January 28, 2019
Principal investigators continue to have trouble following their own trial plans, an analysis of FDA inspection records shows.
The FDA’s Bioresearch Monitoring Program (BIMO) cited 400 separate failures in fiscal 2018, of which nearly 30 percent — 118 instances — were for failing to follow the investigational plan.
The percentage of protocol violation has been remarkably consistent for several years, data analyzed by CenterWatch show. In fiscal 2017, protocol violations made up nearly 29 percent of all inspection observations. There were more than 25 percent of violations in fiscal 2015 and 2016, respectively.
For Lindsay McNair, chief medical officer for WCG Clinical, the data reinforces three important points. The first is that researchers should remember that there’s no such thing as a protocol waiver.
“There is no mechanism through which prospective planned deviations from the protocol can be granted; these will still be considered failure to follow the investigational plan even if done intentionally,” she says.

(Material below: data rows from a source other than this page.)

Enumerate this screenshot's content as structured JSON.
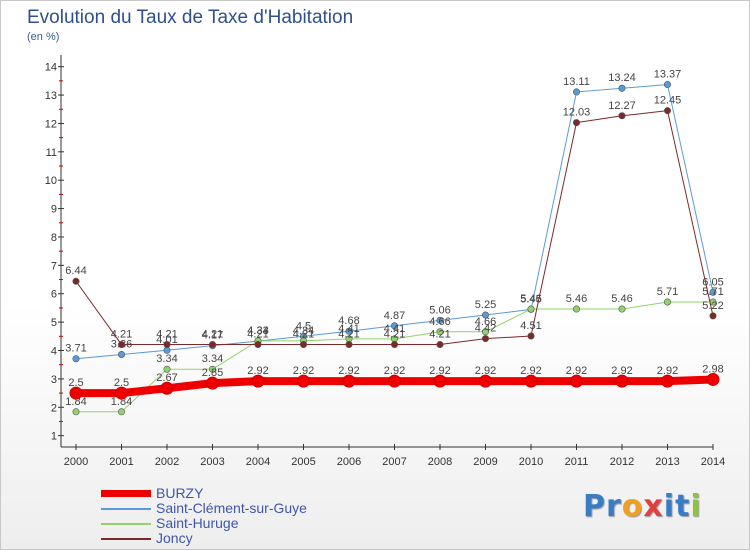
{
  "chart_data": {
    "type": "line",
    "title": "Evolution du Taux de Taxe d'Habitation",
    "subtitle": "(en %)",
    "x": [
      "2000",
      "2001",
      "2002",
      "2003",
      "2004",
      "2005",
      "2006",
      "2007",
      "2008",
      "2009",
      "2010",
      "2011",
      "2012",
      "2013",
      "2014"
    ],
    "ylim": [
      0.6,
      14.2
    ],
    "yticks": [
      "1",
      "2",
      "3",
      "4",
      "5",
      "6",
      "7",
      "8",
      "9",
      "10",
      "11",
      "12",
      "13",
      "14"
    ],
    "grid": false,
    "legend_position": "bottom-left",
    "series": [
      {
        "name": "Saint-Clément-sur-Guye",
        "color": "#5a9ad6",
        "width": 1,
        "values": [
          3.71,
          3.86,
          4.01,
          4.17,
          4.33,
          4.5,
          4.68,
          4.87,
          5.06,
          5.25,
          5.45,
          13.11,
          13.24,
          13.37,
          6.05
        ],
        "labels": [
          "3.71",
          "3.86",
          "4.01",
          "4.17",
          "4.33",
          "4.5",
          "4.68",
          "4.87",
          "5.06",
          "5.25",
          "5.45",
          "13.11",
          "13.24",
          "13.37",
          "6.05"
        ]
      },
      {
        "name": "Saint-Huruge",
        "color": "#8fd36a",
        "width": 1,
        "values": [
          1.84,
          1.84,
          3.34,
          3.34,
          4.34,
          4.34,
          4.41,
          4.41,
          4.66,
          4.66,
          5.46,
          5.46,
          5.46,
          5.71,
          5.71
        ],
        "labels": [
          "1.84",
          "1.84",
          "3.34",
          "3.34",
          "4.34",
          "4.34",
          "4.41",
          "4.41",
          "4.66",
          "4.66",
          "5.46",
          "5.46",
          "5.46",
          "5.71",
          "5.71"
        ]
      },
      {
        "name": "Joncy",
        "color": "#7a2a2a",
        "width": 1,
        "values": [
          6.44,
          4.21,
          4.21,
          4.21,
          4.21,
          4.21,
          4.21,
          4.21,
          4.21,
          4.42,
          4.51,
          12.03,
          12.27,
          12.45,
          5.22
        ],
        "labels": [
          "6.44",
          "4.21",
          "4.21",
          "4.21",
          "4.21",
          "4.21",
          "4.21",
          "4.21",
          "4.21",
          "4.42",
          "4.51",
          "12.03",
          "12.27",
          "12.45",
          "5.22"
        ]
      },
      {
        "name": "BURZY",
        "color": "#ee0000",
        "width": 8,
        "values": [
          2.5,
          2.5,
          2.67,
          2.85,
          2.92,
          2.92,
          2.92,
          2.92,
          2.92,
          2.92,
          2.92,
          2.92,
          2.92,
          2.92,
          2.98
        ],
        "labels": [
          "2.5",
          "2.5",
          "2.67",
          "2.85",
          "2.92",
          "2.92",
          "2.92",
          "2.92",
          "2.92",
          "2.92",
          "2.92",
          "2.92",
          "2.92",
          "2.92",
          "2.98"
        ]
      }
    ],
    "legend_order": [
      3,
      0,
      1,
      2
    ]
  },
  "logo": {
    "text": "Proxiti",
    "letters": [
      "P",
      "r",
      "o",
      "x",
      "i",
      "t",
      "i"
    ],
    "colors": [
      "#3a7cc4",
      "#3a7cc4",
      "#f0a020",
      "#e04040",
      "#3a7cc4",
      "#3a7cc4",
      "#8cc43a"
    ]
  }
}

The second lesson is that principal investigators must assume total control of those working under them — because they’re certainly going to be given total responsibility for any missteps, McNair says.

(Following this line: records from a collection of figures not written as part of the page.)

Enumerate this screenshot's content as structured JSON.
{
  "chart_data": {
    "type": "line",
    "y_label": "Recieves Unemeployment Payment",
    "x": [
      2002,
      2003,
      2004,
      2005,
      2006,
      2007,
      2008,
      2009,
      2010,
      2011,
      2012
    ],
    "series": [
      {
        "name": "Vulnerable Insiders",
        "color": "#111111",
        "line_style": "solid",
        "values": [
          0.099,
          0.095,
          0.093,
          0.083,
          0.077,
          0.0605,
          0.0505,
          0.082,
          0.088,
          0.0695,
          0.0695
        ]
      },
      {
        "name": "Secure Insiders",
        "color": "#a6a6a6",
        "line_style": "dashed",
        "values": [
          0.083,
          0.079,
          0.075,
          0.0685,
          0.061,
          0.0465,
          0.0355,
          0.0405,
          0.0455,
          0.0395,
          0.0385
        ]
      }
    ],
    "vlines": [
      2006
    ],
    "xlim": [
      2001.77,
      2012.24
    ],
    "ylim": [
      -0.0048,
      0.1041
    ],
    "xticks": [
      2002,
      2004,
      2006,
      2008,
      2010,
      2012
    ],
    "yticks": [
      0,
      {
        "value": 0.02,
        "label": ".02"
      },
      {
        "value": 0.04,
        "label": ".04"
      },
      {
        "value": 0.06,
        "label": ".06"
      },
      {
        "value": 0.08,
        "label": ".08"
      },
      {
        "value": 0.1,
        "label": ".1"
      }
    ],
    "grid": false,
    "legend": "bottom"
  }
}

Finally, investigators should remember that if an IRB adds new requirements to the study as a condition of approval, then those new conditions are part of the protocol, too, she says.
The second most common citation was for failure to adequately maintain case records — at least 69 separate instances. This, too, seems to have been a consistent problem over time: failure to maintain case records were the second most common problem in fiscal 2015 (92 occurrences), fiscal 2016 (70 times) and fiscal 2017 (76 times).

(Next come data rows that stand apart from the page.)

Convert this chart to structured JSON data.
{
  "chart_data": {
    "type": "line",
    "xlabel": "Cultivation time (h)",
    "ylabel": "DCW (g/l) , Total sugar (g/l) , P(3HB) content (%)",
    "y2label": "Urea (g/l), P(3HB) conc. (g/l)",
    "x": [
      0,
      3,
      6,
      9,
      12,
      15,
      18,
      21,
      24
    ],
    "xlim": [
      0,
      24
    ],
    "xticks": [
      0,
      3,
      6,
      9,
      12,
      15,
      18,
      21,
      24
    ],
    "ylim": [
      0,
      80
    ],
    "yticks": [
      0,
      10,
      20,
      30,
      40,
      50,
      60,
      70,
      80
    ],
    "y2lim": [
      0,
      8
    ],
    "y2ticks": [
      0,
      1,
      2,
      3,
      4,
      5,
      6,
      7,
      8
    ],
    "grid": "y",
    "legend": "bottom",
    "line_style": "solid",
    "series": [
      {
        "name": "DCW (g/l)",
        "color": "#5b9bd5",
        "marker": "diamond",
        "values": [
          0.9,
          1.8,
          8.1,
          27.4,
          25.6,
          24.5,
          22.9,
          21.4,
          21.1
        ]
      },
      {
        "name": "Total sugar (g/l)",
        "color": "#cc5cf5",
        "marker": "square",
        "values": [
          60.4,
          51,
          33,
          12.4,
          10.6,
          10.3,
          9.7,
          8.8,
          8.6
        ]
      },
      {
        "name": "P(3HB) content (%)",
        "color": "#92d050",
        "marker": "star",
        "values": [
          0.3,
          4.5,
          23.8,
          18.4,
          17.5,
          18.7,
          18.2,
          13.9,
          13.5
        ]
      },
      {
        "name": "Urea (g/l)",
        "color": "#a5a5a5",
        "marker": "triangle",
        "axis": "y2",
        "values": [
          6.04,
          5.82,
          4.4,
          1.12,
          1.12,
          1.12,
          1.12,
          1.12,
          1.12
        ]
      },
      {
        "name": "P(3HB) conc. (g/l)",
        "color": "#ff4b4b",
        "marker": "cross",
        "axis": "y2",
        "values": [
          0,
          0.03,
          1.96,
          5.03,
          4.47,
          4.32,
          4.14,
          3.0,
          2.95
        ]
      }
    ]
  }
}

Other frequent citations include failure to maintain IRB records (14 instances) and failure to maintain proper records of drug doses (13 cases).
BIMO cited five investigators in fiscal year 2018 for conflicts of interest, four for failing to obtain proper informed consent, three for failing to dispose of unused drugs properly, and one for using a site that wasn’t suitably built.
The CenterWatch analysis was based on BIMO’s annual inspection metrics reports from fiscal years 2015 to 2018.